The EU CAP provides mechanisms that mitigate such situations, including direct payments to stabilize farmers’ income, market intervention measures known as the “safety net” to support prices by temporarily removing surpluses, and exceptional measures to counter market disturbances.
“The new European CAP is today in the final negotiation phase and the Single Market organization [CMO] part, wher the market management measures find their legal basis, will stay very much unchanged – for good, for very good reasons,” adds Anton.
“Also, market transparency has increased over the past years – milk market observation by the Commission, but also by private entities like the European Energy Exchange – which helps all involved to better understand market trends and to adapt accordingly.”
EU dairy market background
Cows’ milk is the second EU’s agricultural sector by value (€59.3 billion/US$70.8 billion in 2019), accounting for around 14 percent of agricultural output. Germany, France, the Netherlands, Poland, Italy and Ireland are among the EU’s main milk-producing countries.
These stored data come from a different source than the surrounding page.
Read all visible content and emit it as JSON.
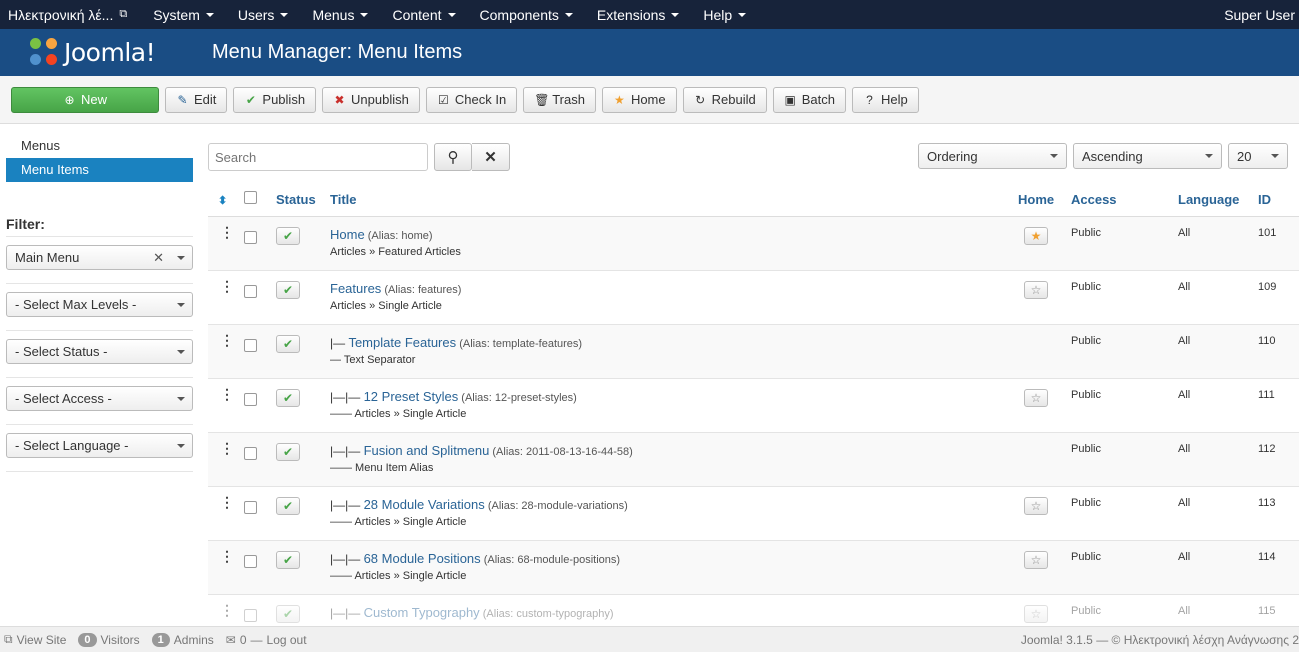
{
  "topbar": {
    "site_name": "Ηλεκτρονική λέ...",
    "menus": [
      "System",
      "Users",
      "Menus",
      "Content",
      "Components",
      "Extensions",
      "Help"
    ],
    "user": "Super User"
  },
  "header": {
    "logo_text": "Joomla!",
    "title": "Menu Manager: Menu Items"
  },
  "toolbar": {
    "new": "New",
    "edit": "Edit",
    "publish": "Publish",
    "unpublish": "Unpublish",
    "checkin": "Check In",
    "trash": "Trash",
    "home": "Home",
    "rebuild": "Rebuild",
    "batch": "Batch",
    "help": "Help"
  },
  "sidebar": {
    "links": [
      "Menus",
      "Menu Items"
    ],
    "filter_label": "Filter:",
    "filters": [
      "Main Menu",
      "- Select Max Levels -",
      "- Select Status -",
      "- Select Access -",
      "- Select Language -"
    ]
  },
  "search": {
    "placeholder": "Search"
  },
  "sorting": {
    "order_by": "Ordering",
    "direction": "Ascending",
    "limit": "20"
  },
  "table": {
    "headers": {
      "status": "Status",
      "title": "Title",
      "home": "Home",
      "access": "Access",
      "language": "Language",
      "id": "ID"
    },
    "rows": [
      {
        "prefix": "",
        "title": "Home",
        "alias": "(Alias: home)",
        "sub": "Articles » Featured Articles",
        "home": "default",
        "access": "Public",
        "language": "All",
        "id": "101"
      },
      {
        "prefix": "",
        "title": "Features",
        "alias": "(Alias: features)",
        "sub": "Articles » Single Article",
        "home": "star",
        "access": "Public",
        "language": "All",
        "id": "109"
      },
      {
        "prefix": "|— ",
        "title": "Template Features",
        "alias": "(Alias: template-features)",
        "sub": "— Text Separator",
        "home": "",
        "access": "Public",
        "language": "All",
        "id": "110"
      },
      {
        "prefix": "|—|— ",
        "title": "12 Preset Styles",
        "alias": "(Alias: 12-preset-styles)",
        "sub": "—— Articles » Single Article",
        "home": "star",
        "access": "Public",
        "language": "All",
        "id": "111"
      },
      {
        "prefix": "|—|— ",
        "title": "Fusion and Splitmenu",
        "alias": "(Alias: 2011-08-13-16-44-58)",
        "sub": "—— Menu Item Alias",
        "home": "",
        "access": "Public",
        "language": "All",
        "id": "112"
      },
      {
        "prefix": "|—|— ",
        "title": "28 Module Variations",
        "alias": "(Alias: 28-module-variations)",
        "sub": "—— Articles » Single Article",
        "home": "star",
        "access": "Public",
        "language": "All",
        "id": "113"
      },
      {
        "prefix": "|—|— ",
        "title": "68 Module Positions",
        "alias": "(Alias: 68-module-positions)",
        "sub": "—— Articles » Single Article",
        "home": "star",
        "access": "Public",
        "language": "All",
        "id": "114"
      },
      {
        "prefix": "|—|— ",
        "title": "Custom Typography",
        "alias": "(Alias: custom-typography)",
        "sub": "",
        "home": "star",
        "access": "Public",
        "language": "All",
        "id": "115"
      }
    ]
  },
  "statusbar": {
    "view_site": "View Site",
    "visitors_count": "0",
    "visitors": "Visitors",
    "admins_count": "1",
    "admins": "Admins",
    "messages_count": "0",
    "logout": "Log out",
    "right": "Joomla! 3.1.5 — © Ηλεκτρονική λέσχη Ανάγνωσης 2"
  }
}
From 1984 to 2015, the EU operated a system of milk quotas, with which it sought to cap total EU milk production.
Since 2009, member states’ overall quotas gradually increased until the system was abolished in 2015.
“Milk production makes up a significant part of the EU’s agricultural sector, and the European Commission, together with member states, did take certain action to support farmers’ income during the 2014-2016 market disturbances,” comments Milionis.
“But it must be better prepared in the future to respond more efficiently to potential crises in the sector.”